Imagination and Coding: The Key to Unlocking The Real Power Of Code In Schools

“No matter how much a grown-up cares for you, sometimes they can’t really change how you feel inside or you could be too afraid to tell them that you are being bullied. I wanted to create an app where kids could solve that problem immediately.”

          Melissa R, Grade 4 (View Melissa’s Video on Vimeo here.)

By Robin Ulster and James Denby (IdeaDriven.org)

Our Coding Story

We got into coding a couple of years ago because we felt that we had taken our students about as far as we could as creators with tech. We felt pretty good about the ways in which our students harnessed technology to amplify their voices, to collaborate, and to create original content. At the same time we realized that our students’ understanding of how the tech they were so immersed in worked was still something of a mystery to them. And, to be honest, this was true for us too.

We started our coding journey with online learning tools like Codecademy and we are still using it to learn and practice coding languages. But it was when we did the free audit of Harvard’s CS50 (their intro to computer science class) online that we really began to see how we could apply coding and computational thinking to our classroom practices.

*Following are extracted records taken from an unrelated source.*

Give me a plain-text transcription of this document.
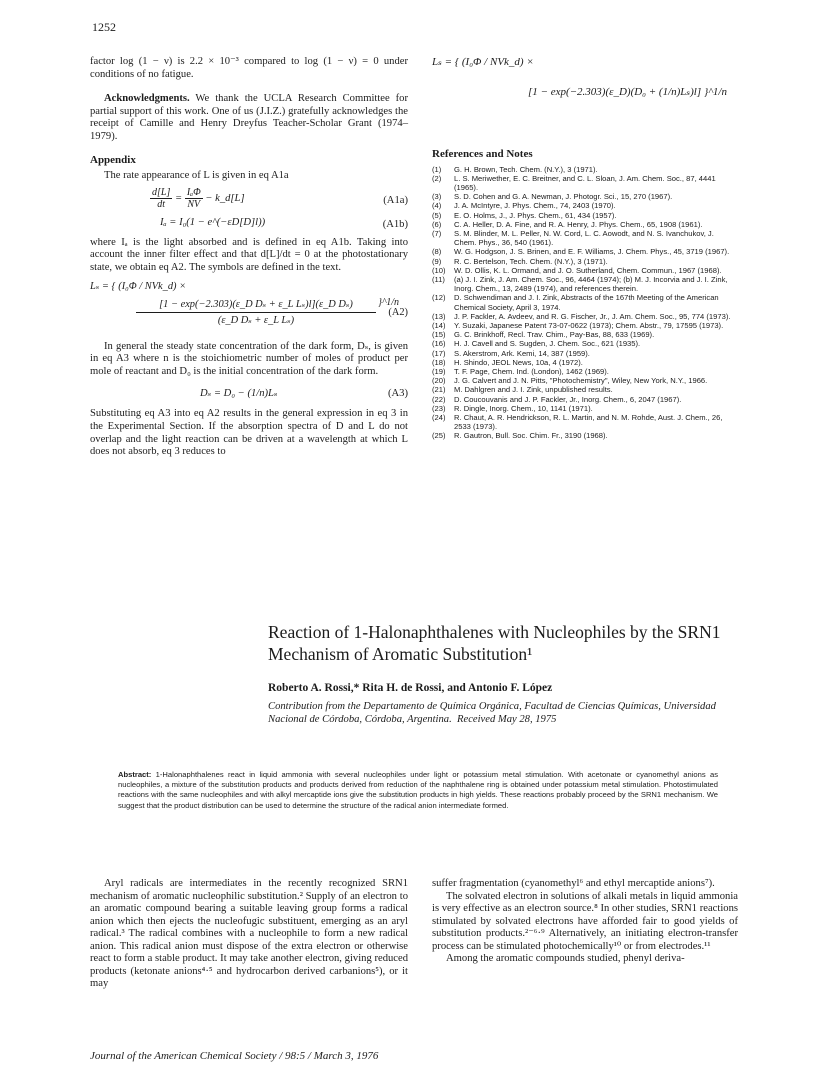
1252

factor log (1 − ν) is 2.2 × 10⁻³ compared to log (1 − ν) = 0 under conditions of no fatigue.

Acknowledgments. We thank the UCLA Research Committee for partial support of this work. One of us (J.I.Z.) gratefully acknowledges the receipt of Camille and Henry Dreyfus Teacher-Scholar Grant (1974–1979).

Appendix

The rate appearance of L is given in eq A1a

$\frac{d[L]}{dt} = \frac{\text{IₐΦ}}{NV}$ − k_d[L]	(A1a)
Iₐ = I₀(1 − e^(−εD[D]l))	(A1b)

where Iₐ is the light absorbed and is defined in eq A1b. Taking into account the inner filter effect and that d[L]/dt = 0 at the photostationary state, we obtain eq A2. The symbols are defined in the text.

Lₛ = { (I₀Φ / NVk_d) ×
$\frac{\text{[1 − exp(−2.303)(ε\_D Dₛ + ε\_L Lₛ)l](ε\_D Dₛ)}}{\text{(ε\_D Dₛ + ε\_L Lₛ)}}$ }^1/n
(A2)

In general the steady state concentration of the dark form, Dₛ, is given in eq A3 where n is the stoichiometric number of moles of product per mole of reactant and D₀ is the initial concentration of the dark form.

Dₛ = D₀ − (1/n)Lₛ	(A3)

Substituting eq A3 into eq A2 results in the general expression in eq 3 in the Experimental Section. If the absorption spectra of D and L do not overlap and the light reaction can be driven at a wavelength at which L does not absorb, eq 3 reduces to

Lₛ = { (I₀Φ / NVk_d) ×
[1 − exp(−2.303)(ε_D)(D₀ + (1/n)Lₛ)l] }^1/n
References and Notes

(1) G. H. Brown, Tech. Chem. (N.Y.), 3 (1971).

(2) L. S. Meriwether, E. C. Breitner, and C. L. Sloan, J. Am. Chem. Soc., 87, 4441 (1965).

(3) S. D. Cohen and G. A. Newman, J. Photogr. Sci., 15, 270 (1967).

(4) J. A. McIntyre, J. Phys. Chem., 74, 2403 (1970).

(5) E. O. Holms, J., J. Phys. Chem., 61, 434 (1957).

(6) C. A. Heller, D. A. Fine, and R. A. Henry, J. Phys. Chem., 65, 1908 (1961).

(7) S. M. Blinder, M. L. Peller, N. W. Cord, L. C. Aowodt, and N. S. Ivanchukov, J. Chem. Phys., 36, 540 (1961).

(8) W. G. Hodgson, J. S. Brinen, and E. F. Williams, J. Chem. Phys., 45, 3719 (1967).

(9) R. C. Bertelson, Tech. Chem. (N.Y.), 3 (1971).

(10) W. D. Ollis, K. L. Ormand, and J. O. Sutherland, Chem. Commun., 1967 (1968).

(11) (a) J. I. Zink, J. Am. Chem. Soc., 96, 4464 (1974); (b) M. J. Incorvia and J. I. Zink, Inorg. Chem., 13, 2489 (1974), and references therein.

(12) D. Schwendiman and J. I. Zink, Abstracts of the 167th Meeting of the American Chemical Society, April 3, 1974.

(13) J. P. Fackler, A. Avdeev, and R. G. Fischer, Jr., J. Am. Chem. Soc., 95, 774 (1973).

(14) Y. Suzaki, Japanese Patent 73-07-0622 (1973); Chem. Abstr., 79, 17595 (1973).

(15) G. C. Brinkhoff, Recl. Trav. Chim., Pay-Bas, 88, 633 (1969).

(16) H. J. Cavell and S. Sugden, J. Chem. Soc., 621 (1935).

(17) S. Akerstrom, Ark. Kemi, 14, 387 (1959).

(18) H. Shindo, JEOL News, 10a, 4 (1972).

(19) T. F. Page, Chem. Ind. (London), 1462 (1969).

(20) J. G. Calvert and J. N. Pitts, "Photochemistry", Wiley, New York, N.Y., 1966.

(21) M. Dahlgren and J. I. Zink, unpublished results.

(22) D. Coucouvanis and J. P. Fackler, Jr., Inorg. Chem., 6, 2047 (1967).

(23) R. Dingle, Inorg. Chem., 10, 1141 (1971).

(24) R. Chaut, A. R. Hendrickson, R. L. Martin, and N. M. Rohde, Aust. J. Chem., 26, 2533 (1973).

(25) R. Gautron, Bull. Soc. Chim. Fr., 3190 (1968).

Reaction of 1-Halonaphthalenes with Nucleophiles by the SRN1 Mechanism of Aromatic Substitution¹
Roberto A. Rossi,* Rita H. de Rossi, and Antonio F. López
Contribution from the Departamento de Química Orgánica, Facultad de Ciencias Químicas, Universidad Nacional de Córdoba, Córdoba, Argentina. Received May 28, 1975
Abstract: 1-Halonaphthalenes react in liquid ammonia with several nucleophiles under light or potassium metal stimulation. With acetonate or cyanomethyl anions as nucleophiles, a mixture of the substitution products and products derived from reduction of the naphthalene ring is obtained under potassium metal stimulation. Photostimulated reactions with the same nucleophiles and with alkyl mercaptide ions give the substitution products in high yields. These reactions probably proceed by the SRN1 mechanism. We suggest that the product distribution can be used to determine the structure of the radical anion intermediate formed.

Aryl radicals are intermediates in the recently recognized SRN1 mechanism of aromatic nucleophilic substitution.² Supply of an electron to an aromatic compound bearing a suitable leaving group forms a radical anion which then ejects the nucleofugic substituent, emerging as an aryl radical.³ The radical combines with a nucleophile to form a new radical anion. This radical anion must dispose of the extra electron or otherwise react to form a stable product. It may take another electron, giving reduced products (ketonate anions⁴·⁵ and hydrocarbon derived carbanions⁵), or it may

suffer fragmentation (cyanomethyl⁶ and ethyl mercaptide anions⁷).

The solvated electron in solutions of alkali metals in liquid ammonia is very effective as an electron source.⁸ In other studies, SRN1 reactions stimulated by solvated electrons have afforded fair to good yields of substitution products.²⁻⁶·⁹ Alternatively, an initiating electron-transfer process can be stimulated photochemically¹⁰ or from electrodes.¹¹

Among the aromatic compounds studied, phenyl deriva-

Journal of the American Chemical Society / 98:5 / March 3, 1976
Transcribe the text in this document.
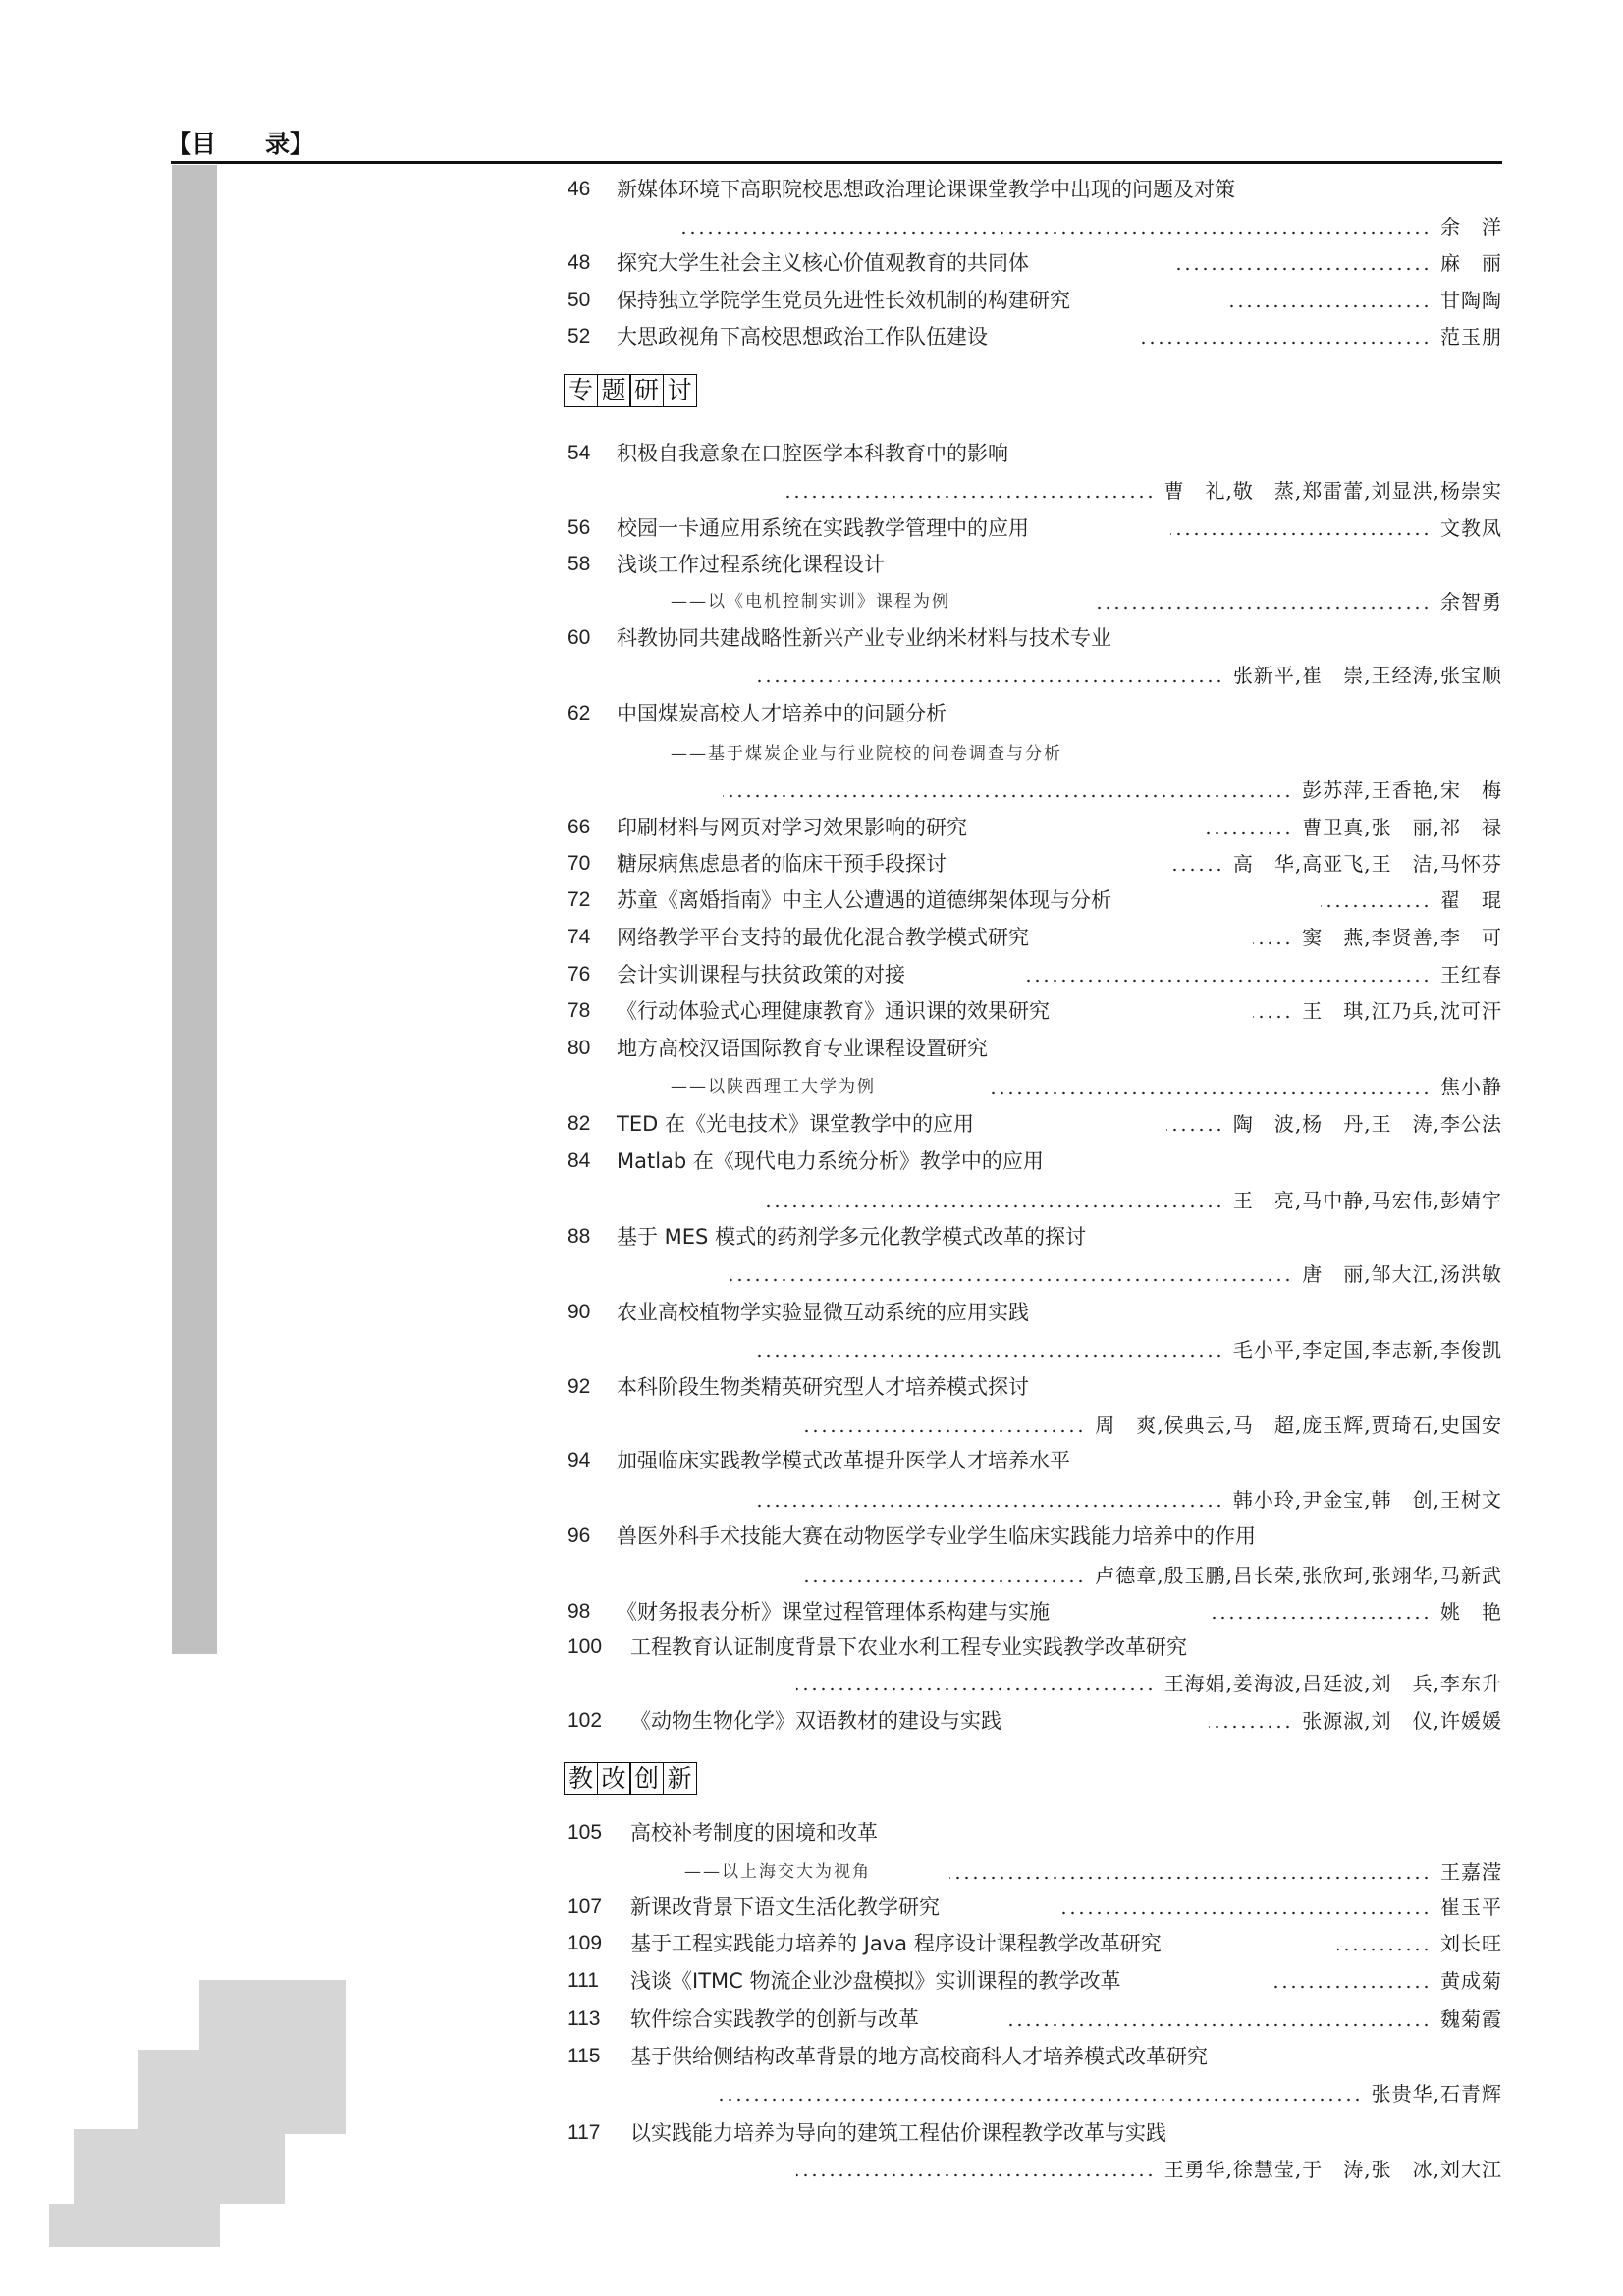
【目　　录】
46 新媒体环境下高职院校思想政治理论课课堂教学中出现的问题及对策
余　洋
48 探究大学生社会主义核心价值观教育的共同体	麻　丽
50 保持独立学院学生党员先进性长效机制的构建研究	甘陶陶
52 大思政视角下高校思想政治工作队伍建设	范玉朋
专 题 研 讨
54 积极自我意象在口腔医学本科教育中的影响
曹　礼,敬　蒸,郑雷蕾,刘显洪,杨崇实
56 校园一卡通应用系统在实践教学管理中的应用	文教凤
58 浅谈工作过程系统化课程设计
——以《电机控制实训》课程为例	余智勇
60 科教协同共建战略性新兴产业专业纳米材料与技术专业
张新平,崔　崇,王经涛,张宝顺
62 中国煤炭高校人才培养中的问题分析
——基于煤炭企业与行业院校的问卷调查与分析
彭苏萍,王香艳,宋　梅
66 印刷材料与网页对学习效果影响的研究	曹卫真,张　丽,祁　禄
70 糖尿病焦虑患者的临床干预手段探讨	高　华,高亚飞,王　洁,马怀芬
72 苏童《离婚指南》中主人公遭遇的道德绑架体现与分析	翟　琨
74 网络教学平台支持的最优化混合教学模式研究	窦　燕,李贤善,李　可
76 会计实训课程与扶贫政策的对接	王红春
78 《行动体验式心理健康教育》通识课的效果研究	王　琪,江乃兵,沈可汗
80 地方高校汉语国际教育专业课程设置研究
——以陕西理工大学为例	焦小静
82 TED 在《光电技术》课堂教学中的应用	陶　波,杨　丹,王　涛,李公法
84 Matlab 在《现代电力系统分析》教学中的应用
王　亮,马中静,马宏伟,彭婧宇
88 基于 MES 模式的药剂学多元化教学模式改革的探讨
唐　丽,邹大江,汤洪敏
90 农业高校植物学实验显微互动系统的应用实践
毛小平,李定国,李志新,李俊凯
92 本科阶段生物类精英研究型人才培养模式探讨
周　爽,侯典云,马　超,庞玉辉,贾琦石,史国安
94 加强临床实践教学模式改革提升医学人才培养水平
韩小玲,尹金宝,韩　创,王树文
96 兽医外科手术技能大赛在动物医学专业学生临床实践能力培养中的作用
卢德章,殷玉鹏,吕长荣,张欣珂,张翊华,马新武
98 《财务报表分析》课堂过程管理体系构建与实施	姚　艳
100 工程教育认证制度背景下农业水利工程专业实践教学改革研究
王海娟,姜海波,吕廷波,刘　兵,李东升
102 《动物生物化学》双语教材的建设与实践	张源淑,刘　仪,许媛媛
教 改 创 新
105 高校补考制度的困境和改革
——以上海交大为视角	王嘉滢
107 新课改背景下语文生活化教学研究	崔玉平
109 基于工程实践能力培养的 Java 程序设计课程教学改革研究	刘长旺
111 浅谈《ITMC 物流企业沙盘模拟》实训课程的教学改革	黄成菊
113 软件综合实践教学的创新与改革	魏菊霞
115 基于供给侧结构改革背景的地方高校商科人才培养模式改革研究
张贵华,石青辉
117 以实践能力培养为导向的建筑工程估价课程教学改革与实践
王勇华,徐慧莹,于　涛,张　冰,刘大江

We realized that for all the talk about every child learning to code, it was equally important (if not more so) that every child learn elements of computer science and computational thinking because no matter the coding language or the interface for programming, those two were constants. These new (to us) ways of thinking also helped us reframe our problems solving strategies as we explored humanities topics (like urbanization or immigration) with students.

The Power of Coding And Reading

Since coding is identified as an essential 21st century literacy, let’s compare the teaching of coding to reading.

We don’t teach reading just to have students read decontextualized passages of text. We don’t just have them practice the skills of reading over and over and over again in ever more complex variations (though standardized testing may try and make us do so). Instead, we ask our students to apply the skills of reading and writing to interesting tasks and projects that require creativity and imagination. We ask them to look at the world around them and to use their reading and writing skills to understand, interact with, and change the world they live in.

Coding tends to be taught with a focus on simply building more coding skills rather than a focus on the application of those skills outside of specific discipline-related tasks. Using coding skills to program a robot is great, but we can take a broader view of those skills. In doing so, we may reach and attract a much bigger and more diverse group of future coders whose interests tend towards social issues and the arts.

We need to combine the skills our students are starting to learn as coders to shape the world and the technology they use all the time. We have systemic issues to address to make coding more inclusive, but we also have instructional issues as well. When we address both, coding and tech will be more inclusive.

Designing Apps

At a workshop last year at the Zurich International School, (ZIS) we worked with elementary school students on a series of lateral and computational thinking exercises before introducing them to coding and design thinking. We asked students to think of the problems they saw in their community and they came up with an incredible array of issues including bullying, environmental issues, and animal welfare.

Students designed, through storyboarding, apps that addressed the problems they perceived in their communities. With only a short introduction to coding but a strong connection to imagination, students created some truly incredible concepts for apps. Their ability to see ways in which technology could be used to address the issues they faced exceeded every expectation we had going into the short session.

After just one session we learned, along with the students and teachers, what coding in schools has the potential to do. Rather than focusing on concepts of computer science and different coding languages as the goal of coding instruction, we can look at teaching students to code as additional ways to help build imagination and critical thinking into the curriculum.

As an approach to problem-solving, computational thinking relies on breaking down problems into smaller pieces, identifying patterns within the problem, understanding the ways in which elements of solutions can be applied in other settings, and experimenting with different algorithms or systematic methods for solving elements of the problem.

ZIS students clearly showed us how these strategies, when combined with imagination, can unlock the real potential of coding curricula. Each group of students:

  • Identified a problem within their community;
  • Looked for ways in which that problem manifested itself outside their communities;
  • Used their understanding of their peers; and
  • Connected their past experiences with other apps and games.

Most importantly, our students combined all of these to conceive of an app that would successfully address the problems they identified.

Melissa’s Stand Up Anti-Bullying App

As amazing as the students are, they didn’t have the coding skills (again, after just one session) to code the apps they conceived of. So we found some coders to help them. Today they are working collaboratively online to bring the apps to life.

Melissa’s Stand Up app (which is being beta-tested on Google Play right now) is her way of helping kids who are being teased and bullied to stand up for themselves and of helping those who are bystanders to stand up for others.

Imagination Transforms Process And Content

Coding and computer science curricula can engage students in establishing a clear connection to the world around them by engaging them in imaginative explorations of how they can make an impact. If we really want coding and computer science to be anything other than a skill, we must nurture its connection to creativity and imagination. To do that, we can encourage our students to look at their new skills not as the end goals but as tools for transformation.